Film (2014)
Directed by Nadav Schirman
Based on the memoir Son of Hamas (2010) by Mosab Hassan Yousef
With Mosab Hassan Yousef, Gonen Ben Itzhak
The new documentary, The Green Prince, is a moving account of the relationship between an operative in the Israeli Secret Service (the Shin Bet) and Mosab Hassan Yousef, the so-called Green Prince, the son of one of the seven original founders of Hamas.
As a young Palestinian bent on revenge against the Israelis, Mosab was arrested and jailed by the Israelis. Unexpectedly, an agent of the Shin Bet approached him, asking him to become an Israeli informer. At first, Mosab thought that the agent, Gonen ben Yitzhak, then working under the name Captain Loai, was crazy.
But, as Gonen put it in this suspenseful and stirring documentary, “recruiting is an art.”
However, as Gonen ruefully adds, the day of his first encounter with Mosab was also the day that spelled the eventual end of his career with the Shin Bet.
Jailed in Megiddo Prison in Israel, Mosab recoiled at the horrible tortures Hamas’s prisoner “court” inflicted internally on fellow Palestinian prisoners they suspected of complicity with the Israelis. His despair was compounded when he was brutally raped by a trusted friend of his family. A deep isolation and detachment set in, and Mosab agreed to work with the Shin Bet.
He recounted how gently Gonen handled him at first, encouraging him to finish his education and then gradually immerse himself in his father’s inner Hamas world.
Eventually, Mosab became known as The Green Prince because of his close association with Hamas’s central leadership.
Director Nadav Schirman used Mosab’s and Gonen’s testimonies to effectively interweave their parallel perspectives into a single, moving and coherent chronicle.

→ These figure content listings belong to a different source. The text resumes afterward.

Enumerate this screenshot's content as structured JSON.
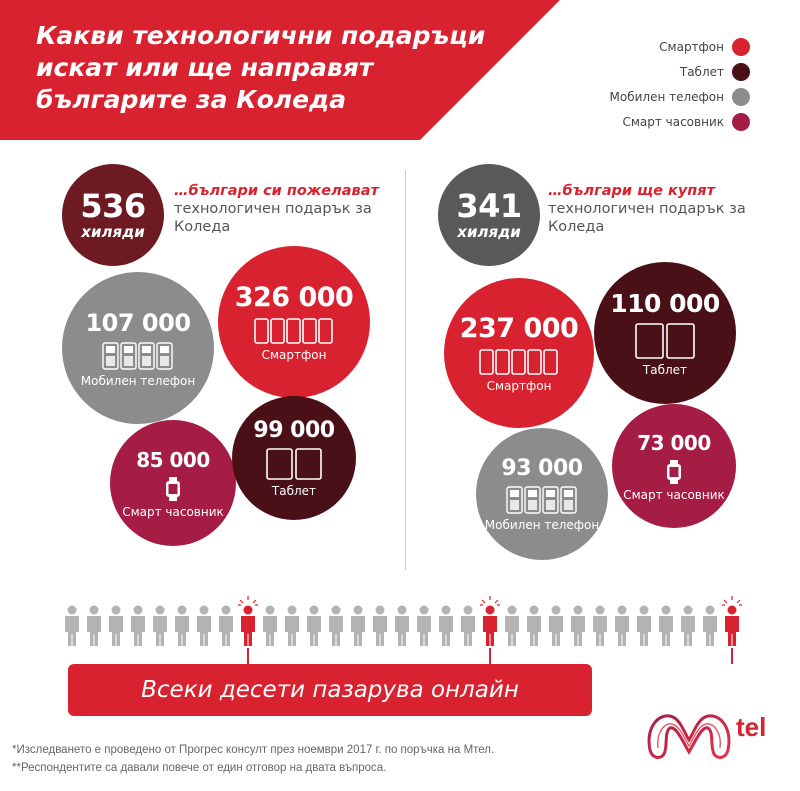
{
  "title": "Какви технологични подаръци искат или ще направят българите за Коледа",
  "colors": {
    "red": "#d8222f",
    "dark": "#4a1018",
    "gray": "#8c8c8c",
    "magenta": "#a51c45",
    "badge_left": "#6e1a23",
    "badge_right": "#595959"
  },
  "legend": [
    {
      "label": "Смартфон",
      "color": "#d8222f"
    },
    {
      "label": "Таблет",
      "color": "#4a1018"
    },
    {
      "label": "Мобилен телефон",
      "color": "#8c8c8c"
    },
    {
      "label": "Смарт часовник",
      "color": "#a51c45"
    }
  ],
  "left": {
    "badge_number": "536",
    "badge_unit": "хиляди",
    "intro_lead": "…българи си пожелават",
    "intro_rest": "технологичен подарък за Коледа",
    "bubbles": {
      "smartphone": {
        "value": "326 000",
        "label": "Смартфон",
        "icon": "smartphone-icon"
      },
      "mobile": {
        "value": "107 000",
        "label": "Мобилен телефон",
        "icon": "mobile-phone-icon"
      },
      "watch": {
        "value": "85 000",
        "label": "Смарт часовник",
        "icon": "smartwatch-icon"
      },
      "tablet": {
        "value": "99 000",
        "label": "Таблет",
        "icon": "tablet-icon"
      }
    }
  },
  "right": {
    "badge_number": "341",
    "badge_unit": "хиляди",
    "intro_lead": "…българи ще купят",
    "intro_rest": "технологичен подарък за Коледа",
    "bubbles": {
      "tablet": {
        "value": "110 000",
        "label": "Таблет",
        "icon": "tablet-icon"
      },
      "smartphone": {
        "value": "237 000",
        "label": "Смартфон",
        "icon": "smartphone-icon"
      },
      "watch": {
        "value": "73 000",
        "label": "Смарт часовник",
        "icon": "smartwatch-icon"
      },
      "mobile": {
        "value": "93 000",
        "label": "Мобилен телефон",
        "icon": "mobile-phone-icon"
      }
    }
  },
  "online_banner": "Всеки десети пазарува онлайн",
  "logo_word": "tel",
  "footnotes": [
    "*Изследването е проведено от Прогрес консулт през ноември 2017 г. по поръчка на Мтел.",
    "**Респондентите са давали повече от един отговор на двата въпроса."
  ]
}
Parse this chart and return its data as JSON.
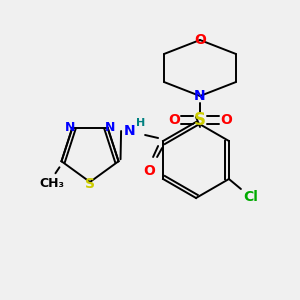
{
  "background_color": "#f0f0f0",
  "figsize": [
    3.0,
    3.0
  ],
  "dpi": 100,
  "colors": {
    "bond": "#000000",
    "O": "#ff0000",
    "N": "#0000ff",
    "S": "#cccc00",
    "Cl": "#00aa00",
    "C": "#000000",
    "H": "#008080"
  }
}
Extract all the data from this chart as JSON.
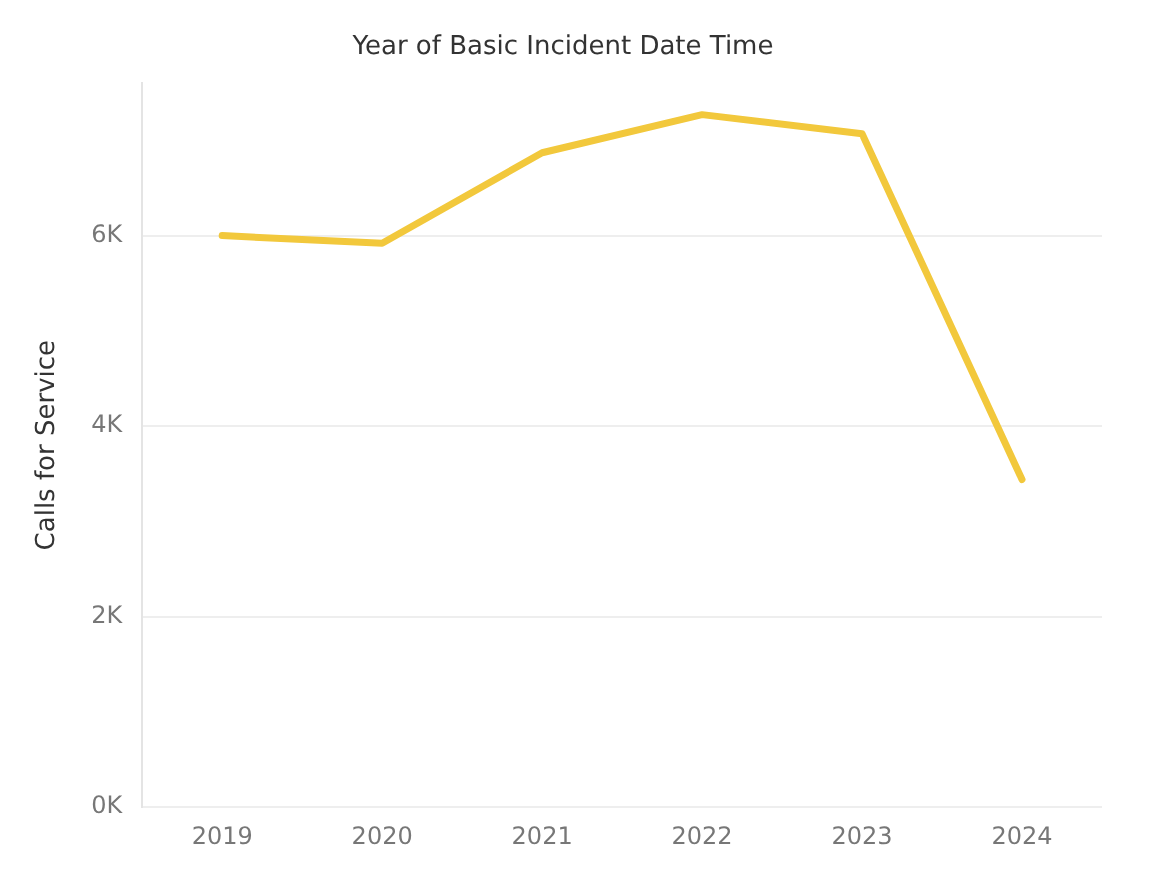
{
  "chart_data": {
    "type": "line",
    "title": "Year of Basic Incident Date Time",
    "ylabel": "Calls for Service",
    "categories": [
      "2019",
      "2020",
      "2021",
      "2022",
      "2023",
      "2024"
    ],
    "series": [
      {
        "color": "#f2c83c",
        "values": [
          6000,
          5920,
          6870,
          7270,
          7070,
          3440
        ]
      }
    ],
    "ylim": [
      0,
      7600
    ],
    "yticks": [
      {
        "value": 0,
        "label": "0K"
      },
      {
        "value": 2000,
        "label": "2K"
      },
      {
        "value": 4000,
        "label": "4K"
      },
      {
        "value": 6000,
        "label": "6K"
      }
    ],
    "grid": "y",
    "legend": false,
    "marker": "none",
    "line_style": "solid"
  }
}
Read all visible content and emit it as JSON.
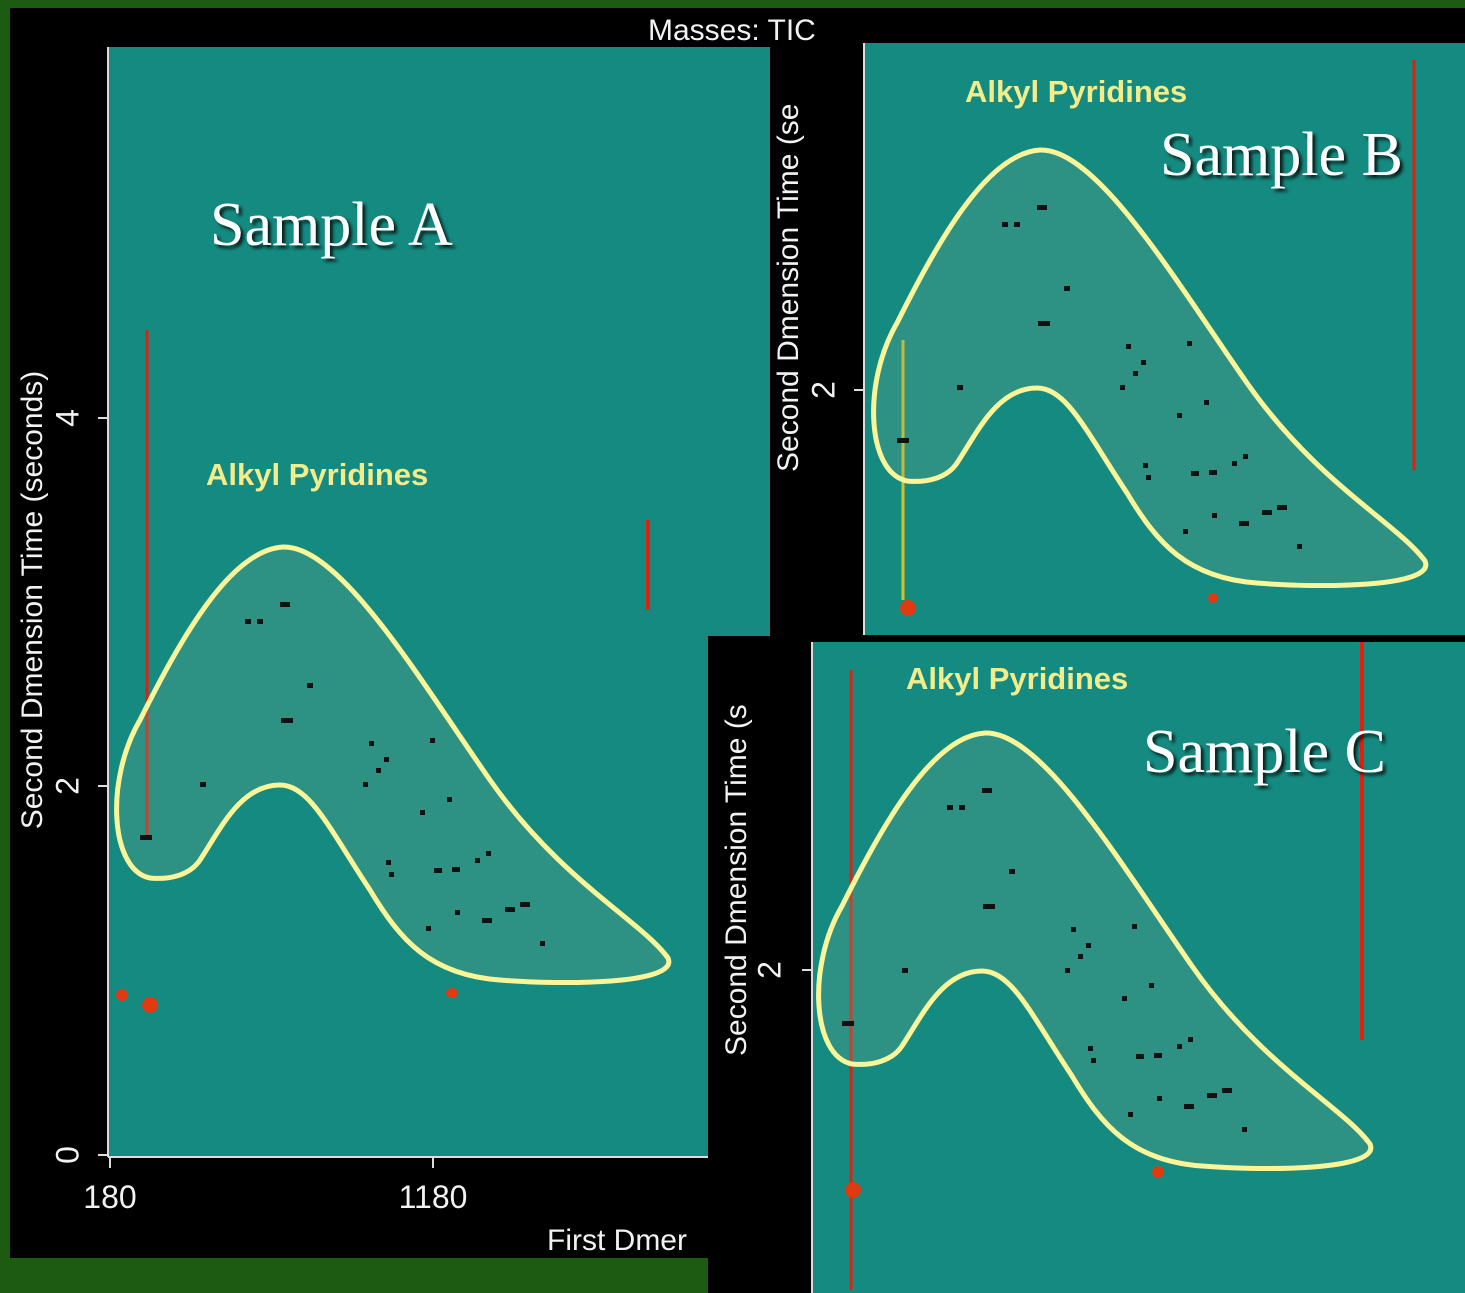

The effect is powerful, cumulative and dramatic.
For years, Mosab delivered intelligence to Gonen, and, at times, Gonen was forced repeatedly, in collusion with Mosab, to stage attacks upon his home and to commit him to jail, in order to avoid suspicion by those in Hamas with whom he consorted.
After Yasser Arafat’s death in 2004 and Hamas’s victory in the Palestinian elections of 2006, Mosab was burnt out. After years of lying under extreme pressure, he felt he needed a break. Gonen saw that and, against Shin Bet protocol, found a hotel where Mosab could rest. Shortly afterwards, Gonen was dismissed from Shin Bet. Mosab was given a new handler he didn’t like. The relationship between the agency and its prized informer slowly crumbled.
On its own, Mosab’s account is astounding in its revelations, and heartbreaking in its portrayal of an earnestly independent man caught in the web of a tragic situation.
When paired with Gonen’s story, a dramatic account of an enduring relationship emerges. This moving and important film conveys how two daring, independent men from radically different backgrounds came together in an unexpected way.
Though an exciting thriller about espionage, the emotional focus of this riveting tale, somewhat surprisingly, is the bond transcending the intelligence itself that develops between these two men.
This ingeniously edited and directed narrative could well have stood on its own; a haunting soundtrack seemed intrusive and unnecessary. Likewise, dramatized scenes of gun smuggling and arrests are less effective than actual documentary footage of such scenes as a suicide bombing in Jerusalem, within which give a truer sense of the tragic immediacies of the conflict within the lives of these two courageously independent men intersected.